Of course, the US secret services and various private intelligence organisations have long since identified the driving force behind these cyber attacks: the Islamic Revolutionary Guard Corps (IRGC).

According to open source information, offensive cyber operations targeting a variety of industries and organizations – including financial services, energy, government buildings, chemicals, healthcare, critical manufacturing, communications, and the defense industrial base – have been attributed to the Iranian government. The same reporting has linked Iranian actors to a number of high-profile attacks, including

End of 2011 to mid-2013 – DDoS attacks on the US financial sector: In response to this activity, in March 2016 the US Department of Justice indicted seven Iranian actors employed by companies that carried out DDoS attacks mainly against the public on behalf of the IRGC. The attacks prevented customers from accessing their accounts and cost the banks millions of dollars to clean up.

August / September 2013 – Unauthorized access to the dam in the US state of New York. In response, in March 2016, the U.S. Department of Justice filed charges against an Iranian actor hired by a company working on behalf of the IRGC for illegal access to supervisory control and data collection (SCADA). His target: systems at the Bowman Dam in Rye, New York. The access enabled the actor to obtain information on the status and operation of the dam.

February 2014 – Sands Las Vegas Corporation hacked: Cyber-threat actors hacked into the Sands Las Vegas Corporation in Las Vegas, Nevada and stole customer data, including credit card information, social security numbers and driver’s license numbers. According to a December 2014 article by Bloomberg, the attack also involved a destructive part that erased the Sands Las Vegas Corporation’s computer systems. In September 2015, the director of U.S. intelligence identified the Iranian government as the perpetrator of the attack in a statement for recording to the House of Representatives‘ standing select committee on intelligence.

2013 to 2017 – Cyber theft campaign in favor of the IRGC: In response, in March 2018, the U.S. Department of Justice filed charges against nine Iranian actors working with the Mabna Institute for conducting a massive cyber theft campaign with dozens of individual incidents, including „many on behalf“ of the IRGC. „The thefts were directed at academic and intellectual property rights data and email access data. According to the indictment, the campaign targeted „144 U.S. universities, 176 universities in 21 countries, 47 domestic and foreign private sector companies, the U.S. Department of Labor, the Federal Energy Regulatory Commission, the State of Hawaii, the State of Indiana, the United Nations, and the United Nations Children’s Fund. “[4]

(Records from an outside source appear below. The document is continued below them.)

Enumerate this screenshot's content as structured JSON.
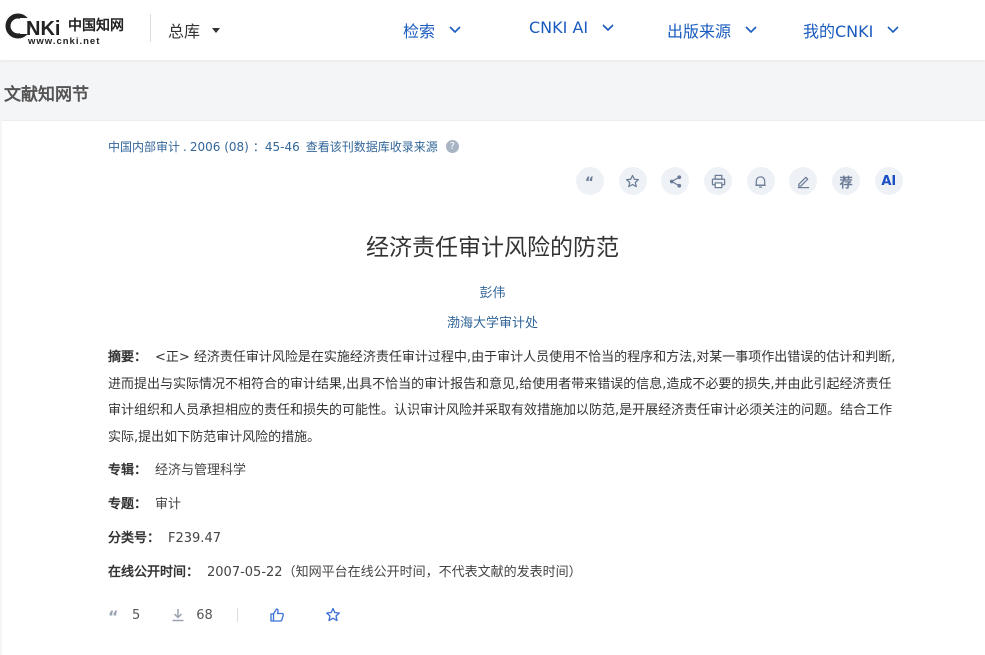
{
  "header": {
    "logo_text": "CNKi中国知网",
    "logo_url_text": "www.cnki.net",
    "zongku": "总库",
    "nav": [
      {
        "label": "检索"
      },
      {
        "label": "CNKI AI"
      },
      {
        "label": "出版来源"
      },
      {
        "label": "我的CNKI"
      }
    ]
  },
  "section_title": "文献知网节",
  "article": {
    "source": {
      "journal": "中国内部审计",
      "dot": ".",
      "issue": "2006 (08)",
      "pages": "：45-46",
      "check_link": "查看该刊数据库收录来源",
      "help": "?"
    },
    "toolbar": [
      {
        "name": "cite-icon",
        "kind": "quote"
      },
      {
        "name": "favorite-icon",
        "kind": "star"
      },
      {
        "name": "share-icon",
        "kind": "share"
      },
      {
        "name": "print-icon",
        "kind": "print"
      },
      {
        "name": "notify-icon",
        "kind": "bell"
      },
      {
        "name": "note-icon",
        "kind": "pen"
      },
      {
        "name": "recommend-icon",
        "kind": "text",
        "text": "荐"
      },
      {
        "name": "ai-icon",
        "kind": "ai",
        "text": "AI"
      }
    ],
    "title": "经济责任审计风险的防范",
    "author": "彭伟",
    "organization": "渤海大学审计处",
    "abstract_label": "摘要：",
    "abstract": "<正> 经济责任审计风险是在实施经济责任审计过程中,由于审计人员使用不恰当的程序和方法,对某一事项作出错误的估计和判断,进而提出与实际情况不相符合的审计结果,出具不恰当的审计报告和意见,给使用者带来错误的信息,造成不必要的损失,并由此引起经济责任审计组织和人员承担相应的责任和损失的可能性。认识审计风险并采取有效措施加以防范,是开展经济责任审计必须关注的问题。结合工作实际,提出如下防范审计风险的措施。",
    "fields": [
      {
        "label": "专辑：",
        "value": "经济与管理科学"
      },
      {
        "label": "专题：",
        "value": "审计"
      },
      {
        "label": "分类号：",
        "value": "F239.47"
      },
      {
        "label": "在线公开时间：",
        "value": "2007-05-22（知网平台在线公开时间，不代表文献的发表时间）"
      }
    ],
    "stats": {
      "cited": "5",
      "downloads": "68"
    }
  }
}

In general, CISA recommends two approaches to the potential threat posed by Iranian actors: 1) mitigation and 2) incident preparation.

1) Disable all unneeded ports and protocols. Check the protocols of network security devices and determine whether to disable unneeded ports and protocols. Monitor common ports and protocols for command and control activity.

2. improve monitoring of network and email traffic. Review network signatures and indicators for targeted operational activity, monitor for new phishing issues and adjust email rules accordingly, and follow best practices for restricting attachments via email or other mechanisms.

3. remediate outbound devices. Focus on patching critical and serious vulnerabilities that allow remote code execution or denial of service on external devices.

4. log and limit the use of PowerShell. Limit PowerShell use to users and accounts that need it, enable code signing for PowerShell scripts, and enable logging of all PowerShell commands.

Make sure that backups are up-to-date and stored in an easily accessible location that is separate from the corporate network.